Motivée par la croissance constante de ses profits économiques, l’industrie du tabac a réussi à exploiter les faiblesses des Etats Africains pour asseoir une forme de collaboration visant à légitimer ses activités sur le continent. Le premier indice d’ingérence réalisé en 2021 dans 14 pays d’Afrique a fait l’objet d’une conférence virtuelle internationale initiée par l’Alliance pour le contrôle du Tabac en Afrique et ses partenaires ce 27 octobre. Celle-ci dépeint par endroits des succès contre cette infiltration et en général un constat alarmant sur ses impacts.

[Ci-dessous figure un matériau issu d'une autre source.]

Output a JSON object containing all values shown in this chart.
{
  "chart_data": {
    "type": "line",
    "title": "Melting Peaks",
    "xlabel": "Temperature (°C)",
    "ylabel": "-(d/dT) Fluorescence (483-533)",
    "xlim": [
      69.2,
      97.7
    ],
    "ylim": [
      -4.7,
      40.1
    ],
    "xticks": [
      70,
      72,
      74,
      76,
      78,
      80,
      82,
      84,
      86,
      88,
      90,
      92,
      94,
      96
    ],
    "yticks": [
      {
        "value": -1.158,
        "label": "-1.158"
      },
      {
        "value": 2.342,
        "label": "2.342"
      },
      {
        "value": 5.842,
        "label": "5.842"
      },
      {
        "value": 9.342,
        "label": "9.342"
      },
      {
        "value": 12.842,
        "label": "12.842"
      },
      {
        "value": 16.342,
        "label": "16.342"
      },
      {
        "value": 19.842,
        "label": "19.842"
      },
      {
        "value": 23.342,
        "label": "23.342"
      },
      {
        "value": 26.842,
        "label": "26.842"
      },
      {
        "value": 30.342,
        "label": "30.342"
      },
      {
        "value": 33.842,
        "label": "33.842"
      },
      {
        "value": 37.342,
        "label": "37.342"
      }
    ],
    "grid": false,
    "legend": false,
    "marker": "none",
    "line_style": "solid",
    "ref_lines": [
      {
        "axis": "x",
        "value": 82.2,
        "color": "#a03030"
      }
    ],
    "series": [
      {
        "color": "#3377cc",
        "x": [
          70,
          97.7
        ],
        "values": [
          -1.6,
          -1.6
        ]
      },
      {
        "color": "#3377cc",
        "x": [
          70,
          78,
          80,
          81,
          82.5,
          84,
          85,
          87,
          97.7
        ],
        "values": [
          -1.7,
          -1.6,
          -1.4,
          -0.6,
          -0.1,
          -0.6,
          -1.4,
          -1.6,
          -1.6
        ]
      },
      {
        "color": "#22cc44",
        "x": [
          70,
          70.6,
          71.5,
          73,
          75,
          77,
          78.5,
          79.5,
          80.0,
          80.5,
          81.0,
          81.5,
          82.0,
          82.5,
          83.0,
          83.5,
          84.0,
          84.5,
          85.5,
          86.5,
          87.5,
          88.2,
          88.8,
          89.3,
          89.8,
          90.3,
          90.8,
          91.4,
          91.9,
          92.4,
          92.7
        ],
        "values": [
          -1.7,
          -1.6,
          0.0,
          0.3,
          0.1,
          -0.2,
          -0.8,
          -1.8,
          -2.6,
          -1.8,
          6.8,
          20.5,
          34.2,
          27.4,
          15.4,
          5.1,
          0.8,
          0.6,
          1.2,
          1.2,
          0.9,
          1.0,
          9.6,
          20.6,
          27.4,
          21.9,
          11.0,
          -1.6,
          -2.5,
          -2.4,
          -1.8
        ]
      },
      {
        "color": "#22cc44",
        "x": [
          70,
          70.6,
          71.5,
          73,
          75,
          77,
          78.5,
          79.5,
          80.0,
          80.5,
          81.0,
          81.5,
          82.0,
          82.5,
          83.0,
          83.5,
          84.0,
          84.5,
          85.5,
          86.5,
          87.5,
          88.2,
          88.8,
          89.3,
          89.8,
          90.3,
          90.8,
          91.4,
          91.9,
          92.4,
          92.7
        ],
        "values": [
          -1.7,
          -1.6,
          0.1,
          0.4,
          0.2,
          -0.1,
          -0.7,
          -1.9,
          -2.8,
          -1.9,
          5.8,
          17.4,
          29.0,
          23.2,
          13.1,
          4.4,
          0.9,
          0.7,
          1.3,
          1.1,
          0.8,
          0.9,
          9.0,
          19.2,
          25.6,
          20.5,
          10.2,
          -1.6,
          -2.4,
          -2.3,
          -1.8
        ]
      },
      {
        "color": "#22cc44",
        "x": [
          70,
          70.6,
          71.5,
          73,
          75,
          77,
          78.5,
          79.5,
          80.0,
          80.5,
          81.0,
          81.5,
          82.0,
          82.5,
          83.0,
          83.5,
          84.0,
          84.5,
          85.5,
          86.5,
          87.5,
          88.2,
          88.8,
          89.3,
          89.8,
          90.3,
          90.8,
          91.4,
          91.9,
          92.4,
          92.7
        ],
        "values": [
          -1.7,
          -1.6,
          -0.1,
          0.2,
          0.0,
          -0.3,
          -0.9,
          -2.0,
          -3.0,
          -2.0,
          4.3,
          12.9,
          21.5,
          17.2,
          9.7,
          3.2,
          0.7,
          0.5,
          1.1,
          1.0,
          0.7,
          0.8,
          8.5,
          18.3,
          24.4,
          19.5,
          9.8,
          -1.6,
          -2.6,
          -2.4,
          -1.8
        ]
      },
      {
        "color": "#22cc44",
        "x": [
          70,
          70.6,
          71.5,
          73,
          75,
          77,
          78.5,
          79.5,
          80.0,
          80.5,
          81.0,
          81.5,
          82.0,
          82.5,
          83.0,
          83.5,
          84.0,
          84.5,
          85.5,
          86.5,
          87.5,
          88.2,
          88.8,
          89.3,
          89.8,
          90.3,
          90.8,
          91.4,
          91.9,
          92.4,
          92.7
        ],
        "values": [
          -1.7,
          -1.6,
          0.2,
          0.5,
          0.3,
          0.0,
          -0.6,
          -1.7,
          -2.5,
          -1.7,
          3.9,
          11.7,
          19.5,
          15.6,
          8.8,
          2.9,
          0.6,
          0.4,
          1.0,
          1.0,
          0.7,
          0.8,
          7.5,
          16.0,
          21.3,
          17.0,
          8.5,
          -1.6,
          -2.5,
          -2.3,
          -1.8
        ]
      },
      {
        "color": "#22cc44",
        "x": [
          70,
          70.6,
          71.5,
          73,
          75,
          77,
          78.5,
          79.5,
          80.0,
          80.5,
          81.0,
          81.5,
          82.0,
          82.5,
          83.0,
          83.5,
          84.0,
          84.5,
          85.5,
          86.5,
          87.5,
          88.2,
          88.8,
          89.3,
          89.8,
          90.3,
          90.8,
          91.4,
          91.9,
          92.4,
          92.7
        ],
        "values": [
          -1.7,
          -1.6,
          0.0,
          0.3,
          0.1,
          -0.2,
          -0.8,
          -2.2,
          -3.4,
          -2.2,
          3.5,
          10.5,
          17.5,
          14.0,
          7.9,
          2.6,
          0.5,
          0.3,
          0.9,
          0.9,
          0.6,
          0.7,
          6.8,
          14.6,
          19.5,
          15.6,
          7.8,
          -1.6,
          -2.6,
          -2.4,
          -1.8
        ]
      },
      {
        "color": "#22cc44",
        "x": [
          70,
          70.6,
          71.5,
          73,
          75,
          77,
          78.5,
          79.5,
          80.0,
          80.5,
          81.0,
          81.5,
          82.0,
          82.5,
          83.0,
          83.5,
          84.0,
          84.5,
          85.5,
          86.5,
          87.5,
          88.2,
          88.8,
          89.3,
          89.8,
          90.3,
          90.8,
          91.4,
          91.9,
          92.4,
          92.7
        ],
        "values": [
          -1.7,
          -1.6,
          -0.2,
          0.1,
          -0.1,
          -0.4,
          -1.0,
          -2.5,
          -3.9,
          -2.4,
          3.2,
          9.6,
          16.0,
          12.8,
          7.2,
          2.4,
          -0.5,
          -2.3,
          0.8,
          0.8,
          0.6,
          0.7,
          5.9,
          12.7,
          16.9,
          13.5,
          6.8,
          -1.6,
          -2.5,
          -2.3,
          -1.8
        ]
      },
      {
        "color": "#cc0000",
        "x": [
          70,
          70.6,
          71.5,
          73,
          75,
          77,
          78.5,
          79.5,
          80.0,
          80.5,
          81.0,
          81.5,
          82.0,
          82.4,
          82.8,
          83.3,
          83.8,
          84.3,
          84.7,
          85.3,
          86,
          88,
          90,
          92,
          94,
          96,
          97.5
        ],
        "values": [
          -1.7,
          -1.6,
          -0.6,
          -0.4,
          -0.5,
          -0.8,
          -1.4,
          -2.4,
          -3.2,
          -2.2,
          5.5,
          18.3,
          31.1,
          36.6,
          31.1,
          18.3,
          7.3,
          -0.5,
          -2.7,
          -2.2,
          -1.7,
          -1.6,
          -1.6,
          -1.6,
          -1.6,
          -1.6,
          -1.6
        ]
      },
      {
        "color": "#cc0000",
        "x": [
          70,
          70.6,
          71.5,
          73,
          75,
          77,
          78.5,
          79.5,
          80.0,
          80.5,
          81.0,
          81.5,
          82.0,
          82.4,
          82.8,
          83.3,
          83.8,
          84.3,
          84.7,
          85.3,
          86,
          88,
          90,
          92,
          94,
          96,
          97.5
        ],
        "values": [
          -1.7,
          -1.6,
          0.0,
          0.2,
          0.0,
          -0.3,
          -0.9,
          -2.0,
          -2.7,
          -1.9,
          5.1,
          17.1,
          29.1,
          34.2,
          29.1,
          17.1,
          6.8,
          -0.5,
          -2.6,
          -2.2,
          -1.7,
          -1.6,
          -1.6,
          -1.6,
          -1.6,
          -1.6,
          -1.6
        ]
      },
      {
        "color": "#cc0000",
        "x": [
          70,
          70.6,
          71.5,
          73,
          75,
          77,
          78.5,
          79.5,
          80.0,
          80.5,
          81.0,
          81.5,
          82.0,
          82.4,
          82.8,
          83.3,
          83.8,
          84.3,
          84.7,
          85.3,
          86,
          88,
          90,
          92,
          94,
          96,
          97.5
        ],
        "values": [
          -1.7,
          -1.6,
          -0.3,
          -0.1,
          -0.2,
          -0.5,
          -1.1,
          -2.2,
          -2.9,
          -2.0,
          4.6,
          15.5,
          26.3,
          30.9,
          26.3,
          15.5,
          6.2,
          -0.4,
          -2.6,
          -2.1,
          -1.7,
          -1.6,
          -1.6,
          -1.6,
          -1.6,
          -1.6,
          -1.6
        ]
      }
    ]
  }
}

Alors que l’industrie du tabac fait plus de 8 millions de morts tous les ans dans le monde et principalement dans les pays à revenu faible ou intermédiaire (PFI), elle réussit à influencer l’élaboration des politiques de santé publique et le développement économique de nombreux pays d’Afrique. Pourtant, la directive relative à l’article 5.3 de la Convention cadre de l’Organisation mondiale de la Santé pour la lutte antitabac (Cclat-Oms), a explicitement averti tous les pays du monde qu’« il y a conflit fondamentale et inconciliable entre les intérêts de l’industrie du tabac et ceux de la santé publique. »
Formulant son point de vue au lancement de l’indice d’ingérence de l’industrie du tabac en Afrique, Dr Adriana Blanco Marquizo du Secrétariat de la Cclat, a indiqué que l’industrie du tabac et ses alliés n’ont jamais relâché leurs efforts en vue de contourner les politiques visant à protéger la santé publique. Elle déplace son attention des pays développés dont les politiques règlementaires sont plus strictes vers les PFI dont le cadre réglementaire est plus faible, exploitant le manque de ressources des pays Africains, aggravé par la pandémie du Covid-19. En conséquence, ces pays sont du reste des pays qui enregistrent des avancées louables dans le cadre de la lutte anti-tabac dans le monde.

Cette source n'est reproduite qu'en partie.